Canada awards millions to charging network at pit stops
The Government of Canada is awarding $4.6-million to Suncor’s Petro-Canada subsidiary for building 92 electric vehicle fast-chargers. Suncor that specialises in synthetic crude from oil sands thus becomes part of Canada’s effort to install a coast-to-coast charging network.
Petro-Canada is Suncor’s gas station and retail arm. The first completed electric car charging station, in Stewiacke, Nova Scotia, will be part of a network of more than 50 Petro-Canada locations, each with two charging units on site.
A similar move had been announced before with Petro-Canada promising to install more than 50 EV chargers along the Trans-Canada highway at strategically situated gas stations from Nova Scotia to British Columbia. The Trans Canada Highways (TCH), Route Transcanadienne in French, span the vast country. The motorway system travels through all ten provinces of Canada from the Pacific Ocean on the west to the Atlantic on the east. The main route runs 7,821 km across the country.
The new funding for Petro-Canada is part of the Government of Canada’s $182.5-million investment to build a coast-to-coast charging network for electric vehicles. More than 500 fast-chargers are built or planned this year, with hundreds more expected over the next two years. Through this Electric Vehicle and Alternative Fuel Infrastructure Deployment Initiative (EVAFIDI), the Government supports not only charging stations for electric vehicles but also natural gas stations along key freight corridors and stations for hydrogen fuel cell vehicles in metropolitan centres. This investment also includes support for the demonstration of next-generation charging technologies, as well as the development of binational (Canada and the United States) codes and standards for low-carbon vehicles and infrastructure. More so, Canada operates a sales target of 100% zero-emission vehicles in 2040 with interim goals of 10 per cent by 2025 and 30 per cent by 2030. The iZEV subsidy scheme is detailed here.

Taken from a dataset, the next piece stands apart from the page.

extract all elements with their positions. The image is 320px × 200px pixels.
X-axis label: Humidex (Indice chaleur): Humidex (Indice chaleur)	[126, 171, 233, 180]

Petro-Canada is not alone in its approach. Volkswagen’s US-American diesel-gate redemption subsidiary Electrify America wants to take a piece of the cake as well. The company founded another subsidiary construct an EV charging network called Electrify Canada reportedly. The plan is to set up a DC charging network. For starters, 32 charging stations, some of them capable of high power charging, will be installed near highways and in metropolitan areas around British Columbia, Alberta, Ontario and Quebec with four charge points and performance between 50 and 350kW on average.